Maryland county councilman Calvin Hawkins called it “among the top five unbelievable constituent calls” he’s ever received. On May 29, a citizen complained about a casket on the side of an Upper Marlboro road. The call was so unusual, Hawkins told WUSA9, he had to check it out: “I thought somebody was playing a prank.” Before he got to the scene, a city employee opened the casket to see if it was empty. It was. Employees with the Prince George’s County public works department carted off the casket and issued a warning online against illegally dumping trash.


Breaking news edition

Local newscaster Olivia Jaquith proved she was a pro’s pro May 21 when she was able to finish her telecast despite going into labor. Two days after the pregnant reporter’s due date and just before she went on air to anchor the CBS affiliate WRGB morning newscast, Jaquith’s water broke. “I’m happy to be here, and I’ll stay on the desk for as long as I possibly can,” Jaquith told viewers. “But if I disappear, that’s what’s going on.” According to the WRGB anchor, she decided she’d rather focus on her work during the early stages of labor than wait around in a hospital. The next day, Jaquith announced the birth of her son Quincy.


Pigeon pandemonium

Two unwelcome passengers caused delays for a Delta flight departing Minneapolis-St. Paul International Airport on May 24. First a pigeon flew into the cabin as passengers boarded Delta Flight 2348. After baggage ­handlers captured the wayward bird, the Airbus A220 taxied away from the gate.
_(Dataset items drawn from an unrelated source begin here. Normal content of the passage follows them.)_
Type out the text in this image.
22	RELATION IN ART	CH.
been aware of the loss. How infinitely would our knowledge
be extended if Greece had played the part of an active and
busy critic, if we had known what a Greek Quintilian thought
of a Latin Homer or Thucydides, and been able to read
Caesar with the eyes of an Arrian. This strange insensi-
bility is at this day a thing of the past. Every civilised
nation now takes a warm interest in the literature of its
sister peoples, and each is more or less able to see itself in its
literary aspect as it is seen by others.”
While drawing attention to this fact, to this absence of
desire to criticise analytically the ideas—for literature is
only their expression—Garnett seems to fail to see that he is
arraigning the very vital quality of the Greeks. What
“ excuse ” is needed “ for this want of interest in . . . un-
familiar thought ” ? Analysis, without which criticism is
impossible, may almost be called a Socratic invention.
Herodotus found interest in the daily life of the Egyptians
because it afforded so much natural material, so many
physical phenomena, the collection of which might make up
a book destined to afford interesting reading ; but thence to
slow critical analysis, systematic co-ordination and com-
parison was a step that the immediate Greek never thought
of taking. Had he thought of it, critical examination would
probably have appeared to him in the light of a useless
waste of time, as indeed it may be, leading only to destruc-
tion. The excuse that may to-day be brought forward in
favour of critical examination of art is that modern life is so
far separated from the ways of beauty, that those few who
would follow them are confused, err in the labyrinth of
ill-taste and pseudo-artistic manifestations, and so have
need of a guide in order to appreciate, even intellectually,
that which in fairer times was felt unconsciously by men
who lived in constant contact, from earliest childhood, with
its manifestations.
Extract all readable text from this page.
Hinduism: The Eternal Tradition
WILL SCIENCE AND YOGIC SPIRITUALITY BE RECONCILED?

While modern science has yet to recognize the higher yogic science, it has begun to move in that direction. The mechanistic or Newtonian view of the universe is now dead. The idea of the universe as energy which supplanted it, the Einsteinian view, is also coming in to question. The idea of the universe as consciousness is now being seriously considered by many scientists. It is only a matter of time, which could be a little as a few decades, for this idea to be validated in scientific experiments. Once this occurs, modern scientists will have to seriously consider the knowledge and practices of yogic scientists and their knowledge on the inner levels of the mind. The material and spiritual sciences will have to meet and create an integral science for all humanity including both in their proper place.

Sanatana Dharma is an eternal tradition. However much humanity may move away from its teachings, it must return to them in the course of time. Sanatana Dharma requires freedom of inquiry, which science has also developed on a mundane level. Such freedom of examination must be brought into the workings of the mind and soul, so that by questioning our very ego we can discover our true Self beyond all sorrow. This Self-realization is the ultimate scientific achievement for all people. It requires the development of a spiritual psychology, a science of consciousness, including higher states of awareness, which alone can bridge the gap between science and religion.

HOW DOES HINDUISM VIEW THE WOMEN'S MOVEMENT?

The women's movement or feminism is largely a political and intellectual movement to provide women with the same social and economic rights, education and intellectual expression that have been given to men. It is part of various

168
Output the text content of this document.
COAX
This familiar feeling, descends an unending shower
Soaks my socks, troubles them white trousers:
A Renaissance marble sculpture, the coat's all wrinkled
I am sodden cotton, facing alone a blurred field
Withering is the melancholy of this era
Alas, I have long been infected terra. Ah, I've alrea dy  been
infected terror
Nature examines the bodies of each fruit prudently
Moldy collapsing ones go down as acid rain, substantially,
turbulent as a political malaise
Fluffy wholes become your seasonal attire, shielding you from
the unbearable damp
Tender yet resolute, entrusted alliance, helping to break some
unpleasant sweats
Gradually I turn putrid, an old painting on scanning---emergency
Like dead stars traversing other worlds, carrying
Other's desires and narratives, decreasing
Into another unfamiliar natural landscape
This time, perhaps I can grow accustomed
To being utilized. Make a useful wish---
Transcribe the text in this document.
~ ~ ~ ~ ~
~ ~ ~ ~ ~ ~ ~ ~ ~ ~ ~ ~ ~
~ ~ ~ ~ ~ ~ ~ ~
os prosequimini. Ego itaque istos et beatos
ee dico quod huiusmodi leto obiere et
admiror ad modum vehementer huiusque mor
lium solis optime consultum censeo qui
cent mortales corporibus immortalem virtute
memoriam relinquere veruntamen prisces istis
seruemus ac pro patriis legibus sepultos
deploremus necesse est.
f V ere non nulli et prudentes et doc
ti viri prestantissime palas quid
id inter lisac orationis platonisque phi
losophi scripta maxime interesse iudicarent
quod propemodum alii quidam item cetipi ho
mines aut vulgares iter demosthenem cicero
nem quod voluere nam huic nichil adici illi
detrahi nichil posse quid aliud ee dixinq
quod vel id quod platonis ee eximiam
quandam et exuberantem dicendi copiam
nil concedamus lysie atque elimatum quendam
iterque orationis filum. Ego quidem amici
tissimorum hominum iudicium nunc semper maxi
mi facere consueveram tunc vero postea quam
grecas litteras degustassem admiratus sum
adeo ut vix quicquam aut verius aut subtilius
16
But that’s when another pigeon emerged and began walking down an aisle. “It was on the floor, strutting down the aisle,” a passenger told The Minnesota Star Tribune. “Somebody near me reached down to try and grab it, and that’s when the chaos happened because the bird just launched into flight.” The plane returned to the gate where baggage handlers eventually captured the stowaway pigeon and the plane departed—but arrived in Madison, Wis., about an hour late.


Picking the wrong job

The first mistake was ­trying to steal a tire. The second mistake was inadvertently choosing an off-duty police officer’s vehicle to pilfer. Call it a bad choice compounded by a bad choice. Police in Newark, N.J., say the off-duty officer intervened when he saw the suspect trying to pry a tire from his personal car in the early morning hours of June 1. After a bit of tussling, more officers arrived to subdue the suspect, who was taken into custody.


Next time try catnip

It works on house cats. That was the thinking of Colorado law enforcement officers trying to use a laser pointer to lure a bobcat from its hiding place inside a Denver-area residence. While responding to a wildlife complaint on May 22, deputies with the Jefferson County Sheriff’s Office found the bobcat perched on a shelf inside the home. One deputy theorized the bobcat might chase the green laser pointer attached to his Taser device. According to bodycam footage, another less credulous deputy replied, “It’s not a normal cat.” Ultimately the bobcat took no interest in the laser but later left through an open back door. “Guess some intruders just aren’t dazzled by our high-tech tricks,” the sheriff’s office posted on social media.